Residents rotate with a busy pediatric surgeon at a local hospital and do more than 50 cases per month. This occurs during the PGY 4 year with Pediatric Surgical Associates of El Paso. Residents gain experience by performing elective and emergency surgery on children to include herniorrhaphy, pyloromyotomy, vascular access, exploratory laparotomy, appendectomy, and selected congenital diseases, under the supervision of the pediatric surgeons.
The training goal of this rotation is to teach residents the assessment of the neurologic patient, the operative and non-operative management of head and spine trauma, the criteria for operative intervention, and techniques of invasive intracranial monitoring. Residents learn how to drill burr holes, turn a flap, perform a craniotomy and repair the dura. Finally, they gain experience in the critical care management of elective and emergent neurosurgery patients.

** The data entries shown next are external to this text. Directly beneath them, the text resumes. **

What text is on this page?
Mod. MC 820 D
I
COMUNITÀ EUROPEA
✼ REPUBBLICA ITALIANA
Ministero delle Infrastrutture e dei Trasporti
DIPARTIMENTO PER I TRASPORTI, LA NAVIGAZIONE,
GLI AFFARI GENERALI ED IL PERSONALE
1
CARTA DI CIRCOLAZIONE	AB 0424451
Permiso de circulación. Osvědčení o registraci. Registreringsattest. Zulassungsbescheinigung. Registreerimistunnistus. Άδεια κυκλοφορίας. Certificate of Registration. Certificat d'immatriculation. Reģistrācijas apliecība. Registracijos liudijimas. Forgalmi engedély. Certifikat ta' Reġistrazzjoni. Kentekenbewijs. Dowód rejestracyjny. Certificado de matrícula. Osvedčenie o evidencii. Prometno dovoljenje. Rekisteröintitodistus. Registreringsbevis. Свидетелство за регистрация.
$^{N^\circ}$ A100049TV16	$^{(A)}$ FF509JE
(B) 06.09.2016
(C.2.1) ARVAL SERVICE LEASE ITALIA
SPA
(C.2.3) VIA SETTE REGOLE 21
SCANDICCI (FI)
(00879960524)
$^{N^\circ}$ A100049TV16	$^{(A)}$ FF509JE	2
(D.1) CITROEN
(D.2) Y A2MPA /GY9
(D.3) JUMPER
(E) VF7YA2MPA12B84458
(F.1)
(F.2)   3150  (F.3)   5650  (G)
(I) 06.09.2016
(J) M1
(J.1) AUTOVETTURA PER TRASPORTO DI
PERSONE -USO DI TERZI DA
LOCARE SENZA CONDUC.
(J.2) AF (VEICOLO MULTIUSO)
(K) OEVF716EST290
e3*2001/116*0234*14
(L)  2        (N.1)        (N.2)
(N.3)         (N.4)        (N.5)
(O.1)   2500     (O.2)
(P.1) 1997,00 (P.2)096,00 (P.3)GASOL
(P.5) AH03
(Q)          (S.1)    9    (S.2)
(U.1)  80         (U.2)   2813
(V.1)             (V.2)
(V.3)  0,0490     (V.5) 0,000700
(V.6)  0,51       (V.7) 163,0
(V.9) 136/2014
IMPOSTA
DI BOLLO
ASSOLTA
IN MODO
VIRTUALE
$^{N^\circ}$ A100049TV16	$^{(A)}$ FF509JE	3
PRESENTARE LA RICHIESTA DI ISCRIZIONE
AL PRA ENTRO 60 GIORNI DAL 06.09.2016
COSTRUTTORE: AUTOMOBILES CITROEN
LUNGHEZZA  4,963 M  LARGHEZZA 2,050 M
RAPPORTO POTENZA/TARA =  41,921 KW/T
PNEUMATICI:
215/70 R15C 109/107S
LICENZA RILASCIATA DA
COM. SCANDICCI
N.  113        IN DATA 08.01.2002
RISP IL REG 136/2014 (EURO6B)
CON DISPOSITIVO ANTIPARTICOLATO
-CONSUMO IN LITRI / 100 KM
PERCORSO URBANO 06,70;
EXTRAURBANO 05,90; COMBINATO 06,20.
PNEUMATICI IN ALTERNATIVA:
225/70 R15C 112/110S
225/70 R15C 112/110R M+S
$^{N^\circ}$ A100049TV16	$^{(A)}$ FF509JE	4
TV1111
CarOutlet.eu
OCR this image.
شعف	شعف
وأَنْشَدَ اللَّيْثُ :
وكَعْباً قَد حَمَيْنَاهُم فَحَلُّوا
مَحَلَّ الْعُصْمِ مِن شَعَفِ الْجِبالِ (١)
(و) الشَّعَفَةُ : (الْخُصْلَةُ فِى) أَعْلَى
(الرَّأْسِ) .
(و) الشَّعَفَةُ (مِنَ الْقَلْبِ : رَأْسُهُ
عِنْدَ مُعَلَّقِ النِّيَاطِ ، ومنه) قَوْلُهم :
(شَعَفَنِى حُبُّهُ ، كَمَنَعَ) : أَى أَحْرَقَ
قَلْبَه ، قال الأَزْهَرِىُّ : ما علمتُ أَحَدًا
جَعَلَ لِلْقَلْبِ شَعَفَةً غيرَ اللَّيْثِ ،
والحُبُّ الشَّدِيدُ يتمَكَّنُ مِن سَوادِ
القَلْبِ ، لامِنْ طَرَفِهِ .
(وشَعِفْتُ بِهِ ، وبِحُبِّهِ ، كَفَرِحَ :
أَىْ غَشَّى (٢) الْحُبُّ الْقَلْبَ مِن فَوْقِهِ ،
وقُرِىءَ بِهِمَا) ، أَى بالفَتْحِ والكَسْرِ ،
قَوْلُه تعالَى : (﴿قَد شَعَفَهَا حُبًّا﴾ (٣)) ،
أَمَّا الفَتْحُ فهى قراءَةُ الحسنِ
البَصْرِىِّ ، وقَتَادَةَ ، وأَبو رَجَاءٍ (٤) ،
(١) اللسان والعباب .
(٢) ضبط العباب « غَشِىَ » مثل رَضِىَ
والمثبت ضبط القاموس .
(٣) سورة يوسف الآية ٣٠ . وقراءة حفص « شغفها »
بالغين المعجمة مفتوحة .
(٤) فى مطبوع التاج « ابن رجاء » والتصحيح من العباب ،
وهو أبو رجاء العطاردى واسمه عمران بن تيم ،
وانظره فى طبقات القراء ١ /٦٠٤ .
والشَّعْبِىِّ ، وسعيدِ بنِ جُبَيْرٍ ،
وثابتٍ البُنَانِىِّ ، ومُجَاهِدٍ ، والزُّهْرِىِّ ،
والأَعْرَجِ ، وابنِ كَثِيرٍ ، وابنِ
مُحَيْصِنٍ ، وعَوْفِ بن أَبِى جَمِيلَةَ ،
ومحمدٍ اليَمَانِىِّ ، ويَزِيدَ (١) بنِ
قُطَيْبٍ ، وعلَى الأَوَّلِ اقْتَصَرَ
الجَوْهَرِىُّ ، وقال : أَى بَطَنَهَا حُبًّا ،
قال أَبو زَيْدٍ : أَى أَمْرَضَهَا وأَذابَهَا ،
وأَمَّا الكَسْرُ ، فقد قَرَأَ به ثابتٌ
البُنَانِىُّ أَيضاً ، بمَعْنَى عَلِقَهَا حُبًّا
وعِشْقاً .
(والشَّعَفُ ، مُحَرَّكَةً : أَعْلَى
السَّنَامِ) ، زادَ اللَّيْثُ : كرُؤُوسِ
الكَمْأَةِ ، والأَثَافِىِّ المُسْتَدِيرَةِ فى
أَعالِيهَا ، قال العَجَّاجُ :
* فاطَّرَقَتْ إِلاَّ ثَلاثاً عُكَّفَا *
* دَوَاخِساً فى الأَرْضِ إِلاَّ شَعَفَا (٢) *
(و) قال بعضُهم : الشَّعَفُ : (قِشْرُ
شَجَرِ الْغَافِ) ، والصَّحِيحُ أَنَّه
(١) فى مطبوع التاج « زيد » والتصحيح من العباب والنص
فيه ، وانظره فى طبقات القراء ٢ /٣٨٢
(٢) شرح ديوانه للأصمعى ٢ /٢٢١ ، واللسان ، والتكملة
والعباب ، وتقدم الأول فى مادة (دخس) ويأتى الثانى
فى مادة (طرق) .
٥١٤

The goals of this rotation are to provide residents experience in the assessment of acute orthopedic trauma, the assessment of hand injuries, the operative and non-operative management of orthopedic injuries, the criteria for operative intervention, and the use of splints, casts, and traction techniques to stabilize injuries. Residents at the PGY 1 level rotate for one (1) month on the Orthopedic Surgery Service to master these skills.
The goals of this rotation is to familiarize the residents with the essentials of transplant surgery to include patient selection, organ harvest, preoperative patient preparation, management of immune suppression, technical aspects of transplant surgery and postoperative care. The residents also learn to identify and manage the complications of immune suppression and graft rejection. Residents at the PGY 4 level perform a one (1) month rotation on the Transplant Service.